Irène, ce n’est pas trop son truc la chaleur, les moustiques, l’eau trop chaude, elle nous envie quand on se pèle ici parce qu’il fait juste un degré alors qu’elle doit en supporter 28 de plus à la même heure. Elle ne se moque pas, ce n’est pas dans son tempérament : elle est née dans les Cévennes, un coin pas forcément hilarant, qui sert de décor à une partie de son dernier polar, La Mouche du Coche.
Irène est une tueuse méthodique. Ses cadavres, elle les a semés dans des lieux qu’elle a pris le temps de repérer, qu’il s’agisse de la route des vins, entre Dijon et Nuits, pour La vengeance volée, premier épisode de la saga (qui a reçu le prix « Ça m’intéresse » catégorie Histoire) ou de Paris sous le Second Empire… qu’elle retrouve chaque soir par la magie d’Internet.

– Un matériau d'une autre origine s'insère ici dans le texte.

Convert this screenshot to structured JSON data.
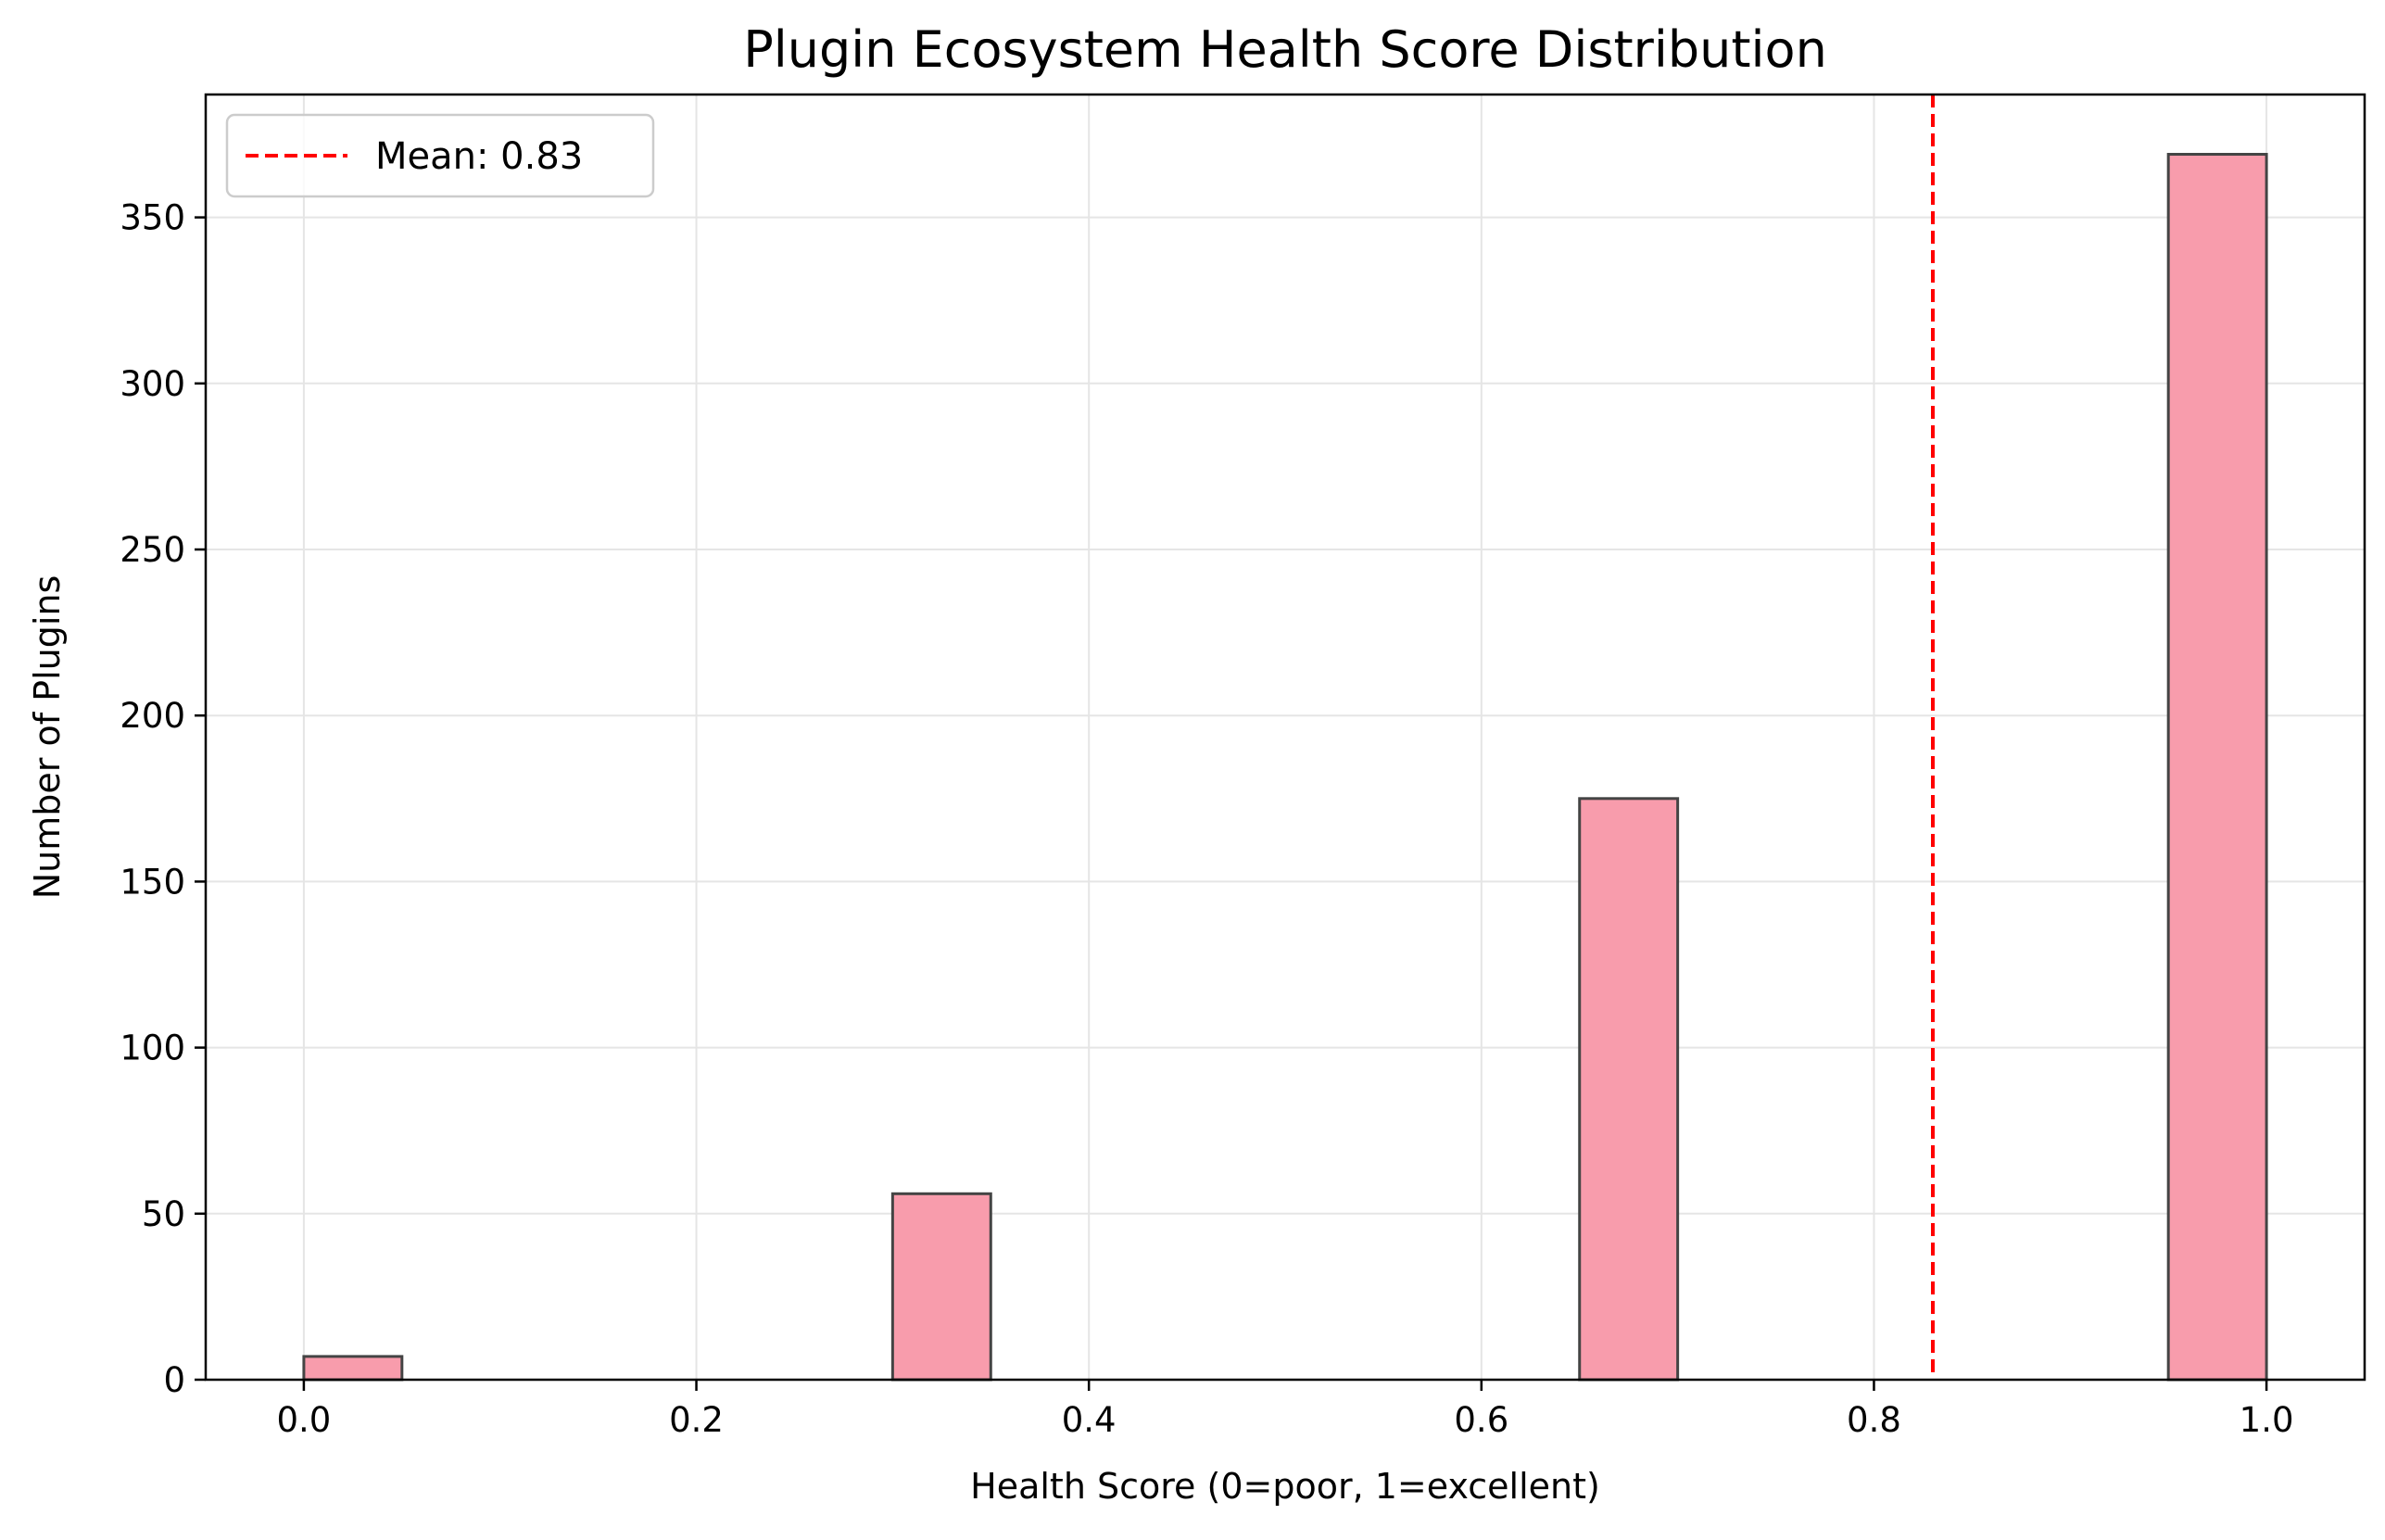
{
  "chart_data": {
    "type": "bar",
    "title": "Plugin Ecosystem Health Score Distribution",
    "xlabel": "Health Score (0=poor, 1=excellent)",
    "ylabel": "Number of Plugins",
    "xlim": [
      -0.05,
      1.05
    ],
    "ylim": [
      0,
      387
    ],
    "xticks": [
      0.0,
      0.2,
      0.4,
      0.6,
      0.8,
      1.0
    ],
    "xtick_labels": [
      "0.0",
      "0.2",
      "0.4",
      "0.6",
      "0.8",
      "1.0"
    ],
    "yticks": [
      0,
      50,
      100,
      150,
      200,
      250,
      300,
      350
    ],
    "ytick_labels": [
      "0",
      "50",
      "100",
      "150",
      "200",
      "250",
      "300",
      "350"
    ],
    "grid": true,
    "bin_width": 0.05,
    "bins": [
      {
        "x_start": 0.0,
        "x_end": 0.05,
        "count": 7
      },
      {
        "x_start": 0.3,
        "x_end": 0.35,
        "count": 56
      },
      {
        "x_start": 0.65,
        "x_end": 0.7,
        "count": 175
      },
      {
        "x_start": 0.95,
        "x_end": 1.0,
        "count": 369
      }
    ],
    "mean_line": {
      "x": 0.83,
      "label": "Mean: 0.83",
      "color": "#ff0000",
      "style": "dashed"
    },
    "legend": {
      "placement": "top-left"
    },
    "colors": {
      "bar_fill": "#f89cac",
      "bar_edge": "#444444",
      "grid": "#e5e5e5"
    }
  }
}
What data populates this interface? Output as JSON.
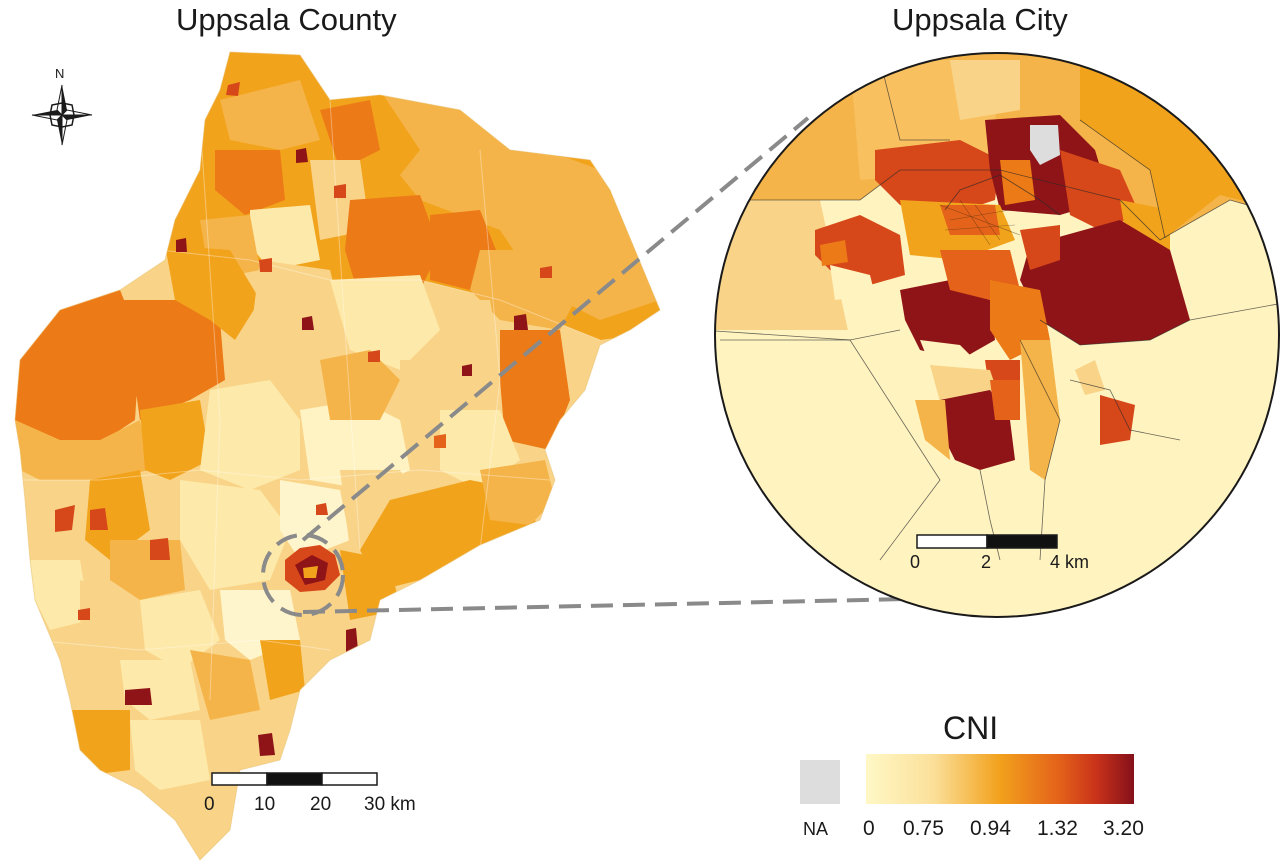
{
  "titles": {
    "county": "Uppsala County",
    "city": "Uppsala City"
  },
  "north_arrow": {
    "label": "N"
  },
  "county_scale": {
    "ticks": [
      "0",
      "10",
      "20",
      "30 km"
    ]
  },
  "city_scale": {
    "ticks": [
      "0",
      "2",
      "4 km"
    ]
  },
  "legend": {
    "title": "CNI",
    "na_label": "NA",
    "na_color": "#dddddd",
    "breaks": [
      "0",
      "0.75",
      "0.94",
      "1.32",
      "3.20"
    ],
    "colors": [
      "#fff7c2",
      "#fbe3a0",
      "#f2a11c",
      "#e4621a",
      "#c8321a",
      "#8a1218"
    ]
  },
  "palette": {
    "pale": "#fde9a9",
    "light": "#f9d488",
    "mid": "#f5b449",
    "orange": "#f2a31c",
    "dark_orange": "#ec7a16",
    "red": "#d6471a",
    "dark_red": "#8e1417",
    "na": "#dddddd"
  }
}
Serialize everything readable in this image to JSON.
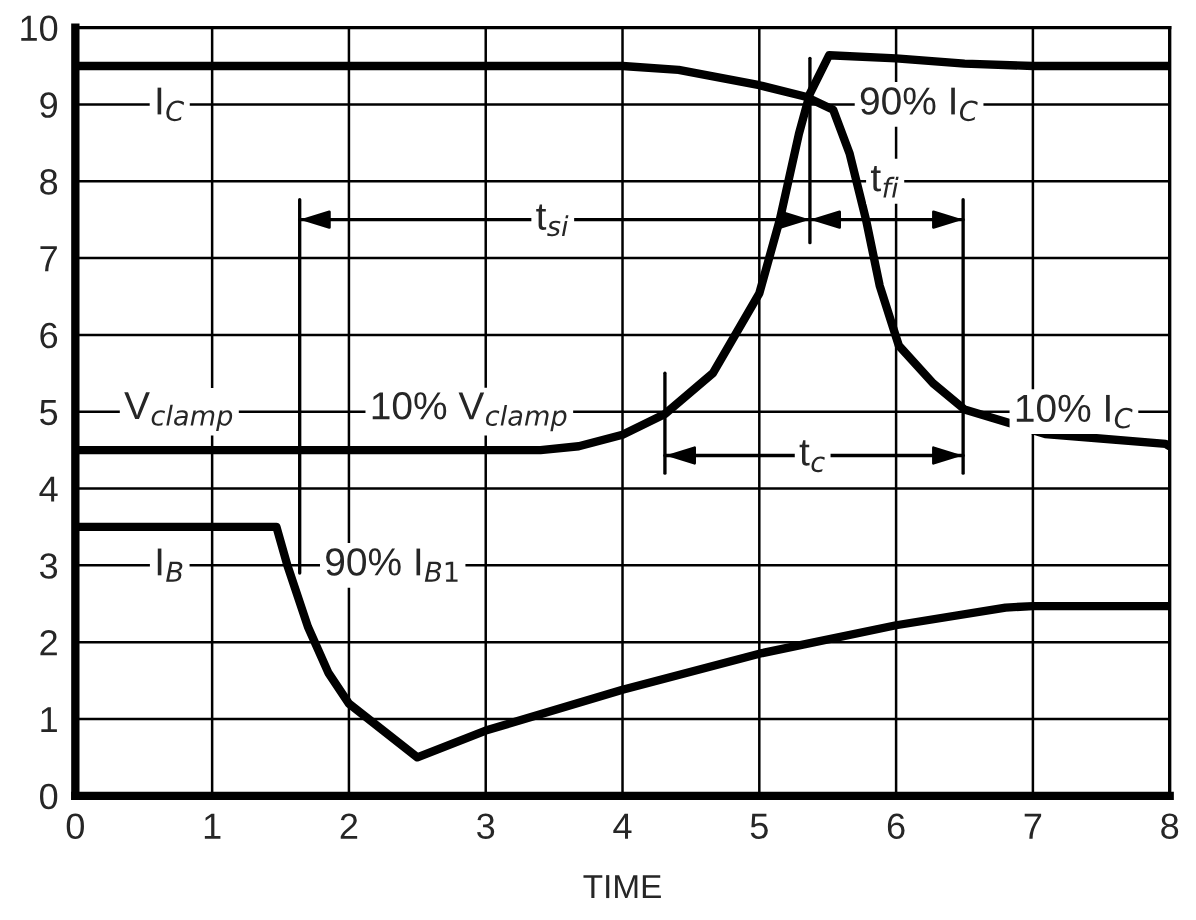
{
  "chart_data": {
    "type": "line",
    "xlabel": "TIME",
    "xlim": [
      0,
      8
    ],
    "ylim": [
      0,
      10
    ],
    "xticks": [
      0,
      1,
      2,
      3,
      4,
      5,
      6,
      7,
      8
    ],
    "yticks": [
      0,
      1,
      2,
      3,
      4,
      5,
      6,
      7,
      8,
      9,
      10
    ],
    "grid": true,
    "legend": false,
    "series": [
      {
        "color": "#000000",
        "x": [
          0,
          4.0,
          4.41,
          5.0,
          5.34,
          5.54,
          5.66,
          5.78,
          5.88,
          6.02,
          6.27,
          6.5,
          7.09,
          7.97,
          8
        ],
        "values": [
          9.5,
          9.5,
          9.45,
          9.25,
          9.1,
          8.93,
          8.36,
          7.5,
          6.64,
          5.86,
          5.37,
          5.03,
          4.71,
          4.58,
          4.55
        ]
      },
      {
        "color": "#000000",
        "x": [
          0,
          3.4,
          3.68,
          4.0,
          4.31,
          4.66,
          5.0,
          5.15,
          5.29,
          5.37,
          5.51,
          6.0,
          6.5,
          7.0,
          8
        ],
        "values": [
          4.5,
          4.5,
          4.55,
          4.7,
          4.97,
          5.5,
          6.54,
          7.5,
          8.62,
          9.14,
          9.64,
          9.6,
          9.53,
          9.5,
          9.5
        ]
      },
      {
        "color": "#000000",
        "x": [
          0,
          1.47,
          1.55,
          1.7,
          1.85,
          2.0,
          2.5,
          3.0,
          4.0,
          5.0,
          6.0,
          6.8,
          7.0,
          8
        ],
        "values": [
          3.5,
          3.5,
          3.0,
          2.2,
          1.6,
          1.2,
          0.5,
          0.85,
          1.38,
          1.85,
          2.22,
          2.45,
          2.47,
          2.47
        ]
      },
      {
        "color": "#000000",
        "line_style": "solid",
        "x": [
          1.64,
          1.64
        ],
        "values": [
          2.9,
          7.76
        ]
      },
      {
        "color": "#000000",
        "line_style": "solid",
        "x": [
          5.37,
          5.37
        ],
        "values": [
          7.2,
          9.6
        ]
      },
      {
        "color": "#000000",
        "line_style": "solid",
        "x": [
          4.31,
          4.31
        ],
        "values": [
          4.2,
          5.5
        ]
      },
      {
        "color": "#000000",
        "line_style": "solid",
        "x": [
          6.49,
          6.49
        ],
        "values": [
          4.2,
          7.76
        ]
      },
      {
        "color": "#000000",
        "line_style": "solid",
        "x": [
          1.64,
          5.37,
          6.49
        ],
        "values": [
          7.5,
          7.5,
          7.5
        ]
      },
      {
        "color": "#000000",
        "line_style": "solid",
        "x": [
          4.31,
          6.49
        ],
        "values": [
          4.43,
          4.43
        ]
      }
    ],
    "annotations": [
      {
        "text": "I$_{C}$",
        "x": 0.69,
        "y": 9
      },
      "V$_{clamp}$",
      "10% V$_{clamp}$",
      {
        "text": "t$_{si}$",
        "x": 3.49,
        "y": 7.5
      },
      "90% I$_{C}$",
      {
        "text": "t$_{fi}$",
        "x": 5.92,
        "y": 8
      },
      "10% I$_{C}$",
      {
        "text": "t$_{c}$",
        "x": 5.39,
        "y": 4.43
      },
      {
        "text": "I$_{B}$",
        "x": 0.69,
        "y": 3
      },
      "90% I$_{B1}$"
    ]
  }
}
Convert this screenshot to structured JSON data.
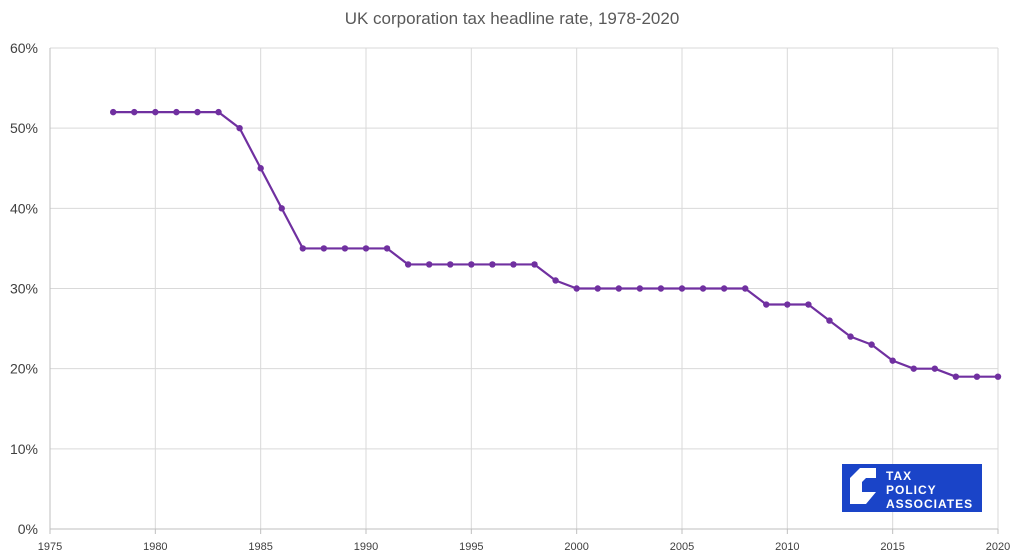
{
  "chart_data": {
    "type": "line",
    "title": "UK corporation tax headline rate, 1978-2020",
    "xlabel": "",
    "ylabel": "",
    "xlim": [
      1975,
      2020
    ],
    "ylim": [
      0,
      0.6
    ],
    "x_ticks": [
      1975,
      1980,
      1985,
      1990,
      1995,
      2000,
      2005,
      2010,
      2015,
      2020
    ],
    "x_tick_labels": [
      "1975",
      "1980",
      "1985",
      "1990",
      "1995",
      "2000",
      "2005",
      "2010",
      "2015",
      "2020"
    ],
    "y_ticks": [
      0,
      0.1,
      0.2,
      0.3,
      0.4,
      0.5,
      0.6
    ],
    "y_tick_labels": [
      "0%",
      "10%",
      "20%",
      "30%",
      "40%",
      "50%",
      "60%"
    ],
    "grid": true,
    "series": [
      {
        "color": "#7030a0",
        "x": [
          1978,
          1979,
          1980,
          1981,
          1982,
          1983,
          1984,
          1985,
          1986,
          1987,
          1988,
          1989,
          1990,
          1991,
          1992,
          1993,
          1994,
          1995,
          1996,
          1997,
          1998,
          1999,
          2000,
          2001,
          2002,
          2003,
          2004,
          2005,
          2006,
          2007,
          2008,
          2009,
          2010,
          2011,
          2012,
          2013,
          2014,
          2015,
          2016,
          2017,
          2018,
          2019,
          2020
        ],
        "y": [
          0.52,
          0.52,
          0.52,
          0.52,
          0.52,
          0.52,
          0.5,
          0.45,
          0.4,
          0.35,
          0.35,
          0.35,
          0.35,
          0.35,
          0.33,
          0.33,
          0.33,
          0.33,
          0.33,
          0.33,
          0.33,
          0.31,
          0.3,
          0.3,
          0.3,
          0.3,
          0.3,
          0.3,
          0.3,
          0.3,
          0.3,
          0.28,
          0.28,
          0.28,
          0.26,
          0.24,
          0.23,
          0.21,
          0.2,
          0.2,
          0.19,
          0.19,
          0.19
        ]
      }
    ]
  },
  "logo": {
    "lines": [
      "TAX",
      "POLICY",
      "ASSOCIATES"
    ],
    "background": "#1a44c8"
  }
}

Quoi de plus beau qu’un meurtre pour cette femme qui a toujours la tête dans le passé tout en essayant de s’intéresser au présent ? Dense, riche, passionnant, humain, vous allez aimer le dernier opus d’une série qui nous est devenue familière. Hadrien Allonfleur, capitaine dans l’escadron des Cent-gardes, est chargé d’élucider les affaires délicates susceptibles d’éclabousser l’Empereur ou ses proches. On est en 1864, dans les coulisses de l’Opéra, les tutus s’enflamment, les cœurs aussi. Hadrien devrait un jour prochain suivre Napoléon III à Alise-Sainte-Reine, village entré dans l’histoire l’année suivante par le caprice d’un homme qui y a semé des pièces de monnaie gauloise pour faire croire que… Une piste de départ, mais on peut faire confiance à Irène pour en inventer d’autres. À la Réunion ou ici, quand elle prendra sa retraite. Car elle a toujours sa maison à Talant et une piscine qui l’attend, pour qu’elle ne soit pas trop dépaysée. ■ GB

roman la mouche du coche

Si son dernier ouvrage n’est pas en librairie, commandez-le à l’éditeur.
www.editions-exaequo.fr

Dijon sous Napoléon III

(extraits du premier roman d’Irène Chauvy )

Les bâtiments étaient austères, mais imposants. Des fiacres patientaient sur la place. Dijon, nous confirma le commissaire, était en plein développement. Les abords de la gare étaient bruyants et fleuraient bon le crottin de cheval. Des malles-postes attendaient le départ pour les villes avoisinantes. Des gamins couraient entre les caisses. J’examinai discrètement quelques dames. La mode féminine faisait preuve de pondération, plus qu’à Paris, sauf pour les chapeaux dont l’exubérance avait tout du verger en fleurs. Des représentants de commerce, costumes noirs et cols cassés, discutaient entre eux clientèle et bénéfices.

Ils me quittèrent sur la place Saint-Étienne. Un marché avait dû se tenir le matin même, car des restes de légumes traînaient sur la chaussée. Un chien gris grognait devant une caisse retournée. Un passant le chassa en tapant du pied. Les sabots d’un cheval cliquetèrent sur le pavage. La ville était trop calme à mon goût. À toute heure, Paris grouillait, sentait, s’époumonait. À six heures ici, on devait entendre le claquement des volets : les Dijonnais s’enfermaient pour la nuit. Je m’arrêtai devant la devanture d’un coutelier. Entre une pelle à tarte en argent et une pince à sucre, un carton indiquait Fermé pour cause de mort.

Nous prîmes la direction de Chenôve, laissant derrière nous la place Darcy et la porte Guillaume. La route, bien que passante, était en bon état… Les habitations se réunissaient par villages ou gros bourgs. Nous dépassâmes Marsannay. Des paysannes rameutèrent leurs poules à notre passage. Un chien noir courut après la voiture en aboyant, obligeant le cheval à faire un écart. À Couchey, un groupe de femmes jacassait devant le lavoir. Je m’arrêtai pour leur permettre de traverser, le panier de linge sur l’épaule, le battoir dans la main. Leurs tabliers étaient mouillés, leurs bras nus et rougis me firent frissonner. Le cabot hésita, trottina derrière elles à distance prudente, puis rebroussa chemin pour venir gambader à nos côtés jusqu’à l’entrée de Fixin. Le printemps n’en était qu’à ses balbutiements.